— Прикажи рыть на этом месте, — сказал Максимов.
Четверо басмачей взялись за работу, рыли ножами. Лошади через спины работающих уныло заглядывали в сухую и жаркую яму.
Пленные лежали поодаль.
— Ройте, ройте, — говорил Манасеин. — Красный инженер даст вам воду, пейте, чтобы лучше грабить и убивать.
— Молчите, Манасеин. Я рою, потому что рано еще умирать. Я придумал конструкцию для искусственного дождевания. Мне надо построить ее.
— Передоверьте Магзуму, — сказал Манасеин. — Он выстроит.
— Смотрите, температура песка резко падает. Быстрее, быстрее! — кричал Максимов работающим.
— Не надо демагогии, — обращался он к Манасеину. — Хотите обвинить меня в блоке с басмачами, во вредительстве? Слабо!
Потом он говорил Адорину таинственно на ухо:
— При устройстве на высокой башне передатчика в три киловатта, излучающего электромагнитные колебания низкой частоты, происходит усиленная ионизация атмосферы. При отрицательном заряде земли положительные ионы полностью поглощаются землей. Отрицательные ионы воздуха восходят к верхним слоям атмосферы, где частицы воздуха заряжены положительно. Восходящие вверх ионы произведут поляризацию положительно заряженных молекул в воздухе и осаждение влаги из воздуха. Вот в чем секрет «дождевых» антенн. Понятно? Для всех Кара-Кумов понадобится десять — двенадцать установок. Мне надо проверить расчеты, вы понимаете? Ведь надо же? Я готов любой ценой купить сейчас жизнь. Пусть расстреляют, пусть что угодно, но после.

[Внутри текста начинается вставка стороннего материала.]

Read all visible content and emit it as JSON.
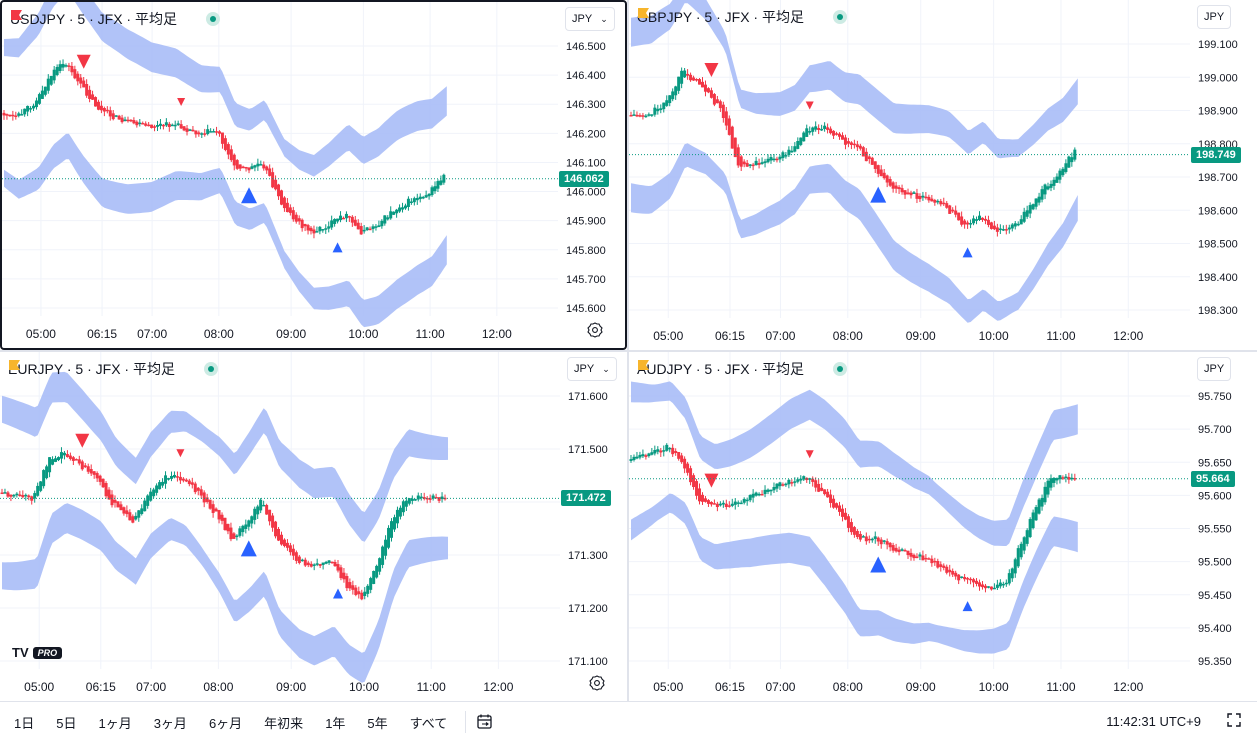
{
  "panes": [
    {
      "title": "USDJPY · 5 · JFX · 平均足",
      "flag_color": "#f23645",
      "unit_label": "JPY",
      "active": true,
      "y_ticks": [
        "146.500",
        "146.400",
        "146.300",
        "146.200",
        "146.100",
        "146.000",
        "145.900",
        "145.800",
        "145.700",
        "145.600"
      ],
      "x_ticks": [
        "05:00",
        "06:15",
        "07:00",
        "08:00",
        "09:00",
        "10:00",
        "11:00",
        "12:00"
      ],
      "price_label": "146.062",
      "has_gear": true,
      "has_logo": false
    },
    {
      "title": "GBPJPY · 5 · JFX · 平均足",
      "flag_color": "#f7b52c",
      "unit_label": "JPY",
      "active": false,
      "y_ticks": [
        "199.100",
        "199.000",
        "198.900",
        "198.800",
        "198.700",
        "198.600",
        "198.500",
        "198.400",
        "198.300"
      ],
      "x_ticks": [
        "05:00",
        "06:15",
        "07:00",
        "08:00",
        "09:00",
        "10:00",
        "11:00",
        "12:00"
      ],
      "price_label": "198.749",
      "has_gear": false,
      "has_logo": false
    },
    {
      "title": "EURJPY · 5 · JFX · 平均足",
      "flag_color": "#f7b52c",
      "unit_label": "JPY",
      "active": false,
      "y_ticks": [
        "171.600",
        "171.500",
        "171.400",
        "171.300",
        "171.200",
        "171.100"
      ],
      "x_ticks": [
        "05:00",
        "06:15",
        "07:00",
        "08:00",
        "09:00",
        "10:00",
        "11:00",
        "12:00"
      ],
      "price_label": "171.472",
      "has_gear": true,
      "has_logo": true
    },
    {
      "title": "AUDJPY · 5 · JFX · 平均足",
      "flag_color": "#f7b52c",
      "unit_label": "JPY",
      "active": false,
      "y_ticks": [
        "95.750",
        "95.700",
        "95.650",
        "95.600",
        "95.550",
        "95.500",
        "95.450",
        "95.400",
        "95.350"
      ],
      "x_ticks": [
        "05:00",
        "06:15",
        "07:00",
        "08:00",
        "09:00",
        "10:00",
        "11:00",
        "12:00"
      ],
      "price_label": "95.664",
      "has_gear": false,
      "has_logo": false
    }
  ],
  "colors": {
    "up": "#089981",
    "down": "#f23645",
    "band": "#a8bdf7",
    "marker_up": "#2962ff",
    "marker_down": "#f23645",
    "price_line": "#089981"
  },
  "logo": {
    "mark": "TV",
    "badge": "PRO"
  },
  "bottom": {
    "ranges": [
      "1日",
      "5日",
      "1ヶ月",
      "3ヶ月",
      "6ヶ月",
      "年初来",
      "1年",
      "5年",
      "すべて"
    ],
    "clock": "11:42:31 UTC+9",
    "icons": {
      "date_range": "calendar-range-icon",
      "expand": "expand-icon"
    }
  }
}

Пустыня, жар, песок, оранжевый качающийся воздух.
— Пейте!
— Нет. Мы не будем, — говорят пленные.
Один за другим сипло и жалко загораются маленькие костры. Муса начинает песню, слышанную в песках. Это новая песня, ее никто не знает, он поет ее несколько раз. Когда он кончает, и все хвалят его, песнь вдруг сама начинается в стороне, сама, без Мусы. Все вскакивают в страшном испуге.
— Ах, шайтан ее возьми, это русская поет женщина!
Евгения повторяет афганскую песню легкими и сухими, как старый туйдук, губами.
То, что фокусом считал Манасеин, чудом посчитали магзумовы люди и тут же стали говорить со своим курбаши о судьбе русских.
Александр Платонович захотел пить и понял, что надвигается солнце. Он открыл глаза, как железные шторы, и сразу услышал крики Ахундова.
— Ушли, — кричал он. — Басмачи ушли! Давайте пить воду, они ушли.
Максимова не было. Адорина подвели и положили у самой воды, В сером воздухе пустыни рана его затягивалась торопливым узлом. Басмачи бросили пленных из-за безводья, они экономили воду и захватили с собой лишь техника, который находил подземную влагу.
Теперь, когда басмачей не было, все долго пили, отдыхали и пили еще, и только потом спохватились о времени.
В тот день они прошли на оставленных конях до новой стоянки Магзума.
Но воды здесь было уже меньше, и люди получили половину того, что хотели.
На утро пошли дальше, и никто не спросил, куда и зачем они уходят на север за басмачами.
И к вечеру — была яма. Нефес соскочил и сказал:
— Максимов.
Воды не было, яма была сухая и еще тепел местами, еще мягок труп Максимова. Глаза его пытались выкарабкаться из орбит, чтобы не умереть вместе с телом.
— Отпустить лошадей, — приказал Манасеин.
Тут впервые он понял нелепость — зачем же итти им вслед басмачам, когда помощь должна быть с юга? Зачем они шли на север? Он даже вздрогнул от неясного и позорного предположения.
— Разогнать коней, — еще раз сказал он.
Кони не уходили и легли, как собаки, вокруг людей.
Собралась низкая и серая туча. Лошади поднялись на ноги. Туча шла, сгибаясь под собственной тяжестью, но взнеслась кверху, порвалась и, посветлев, рассосалась в небе.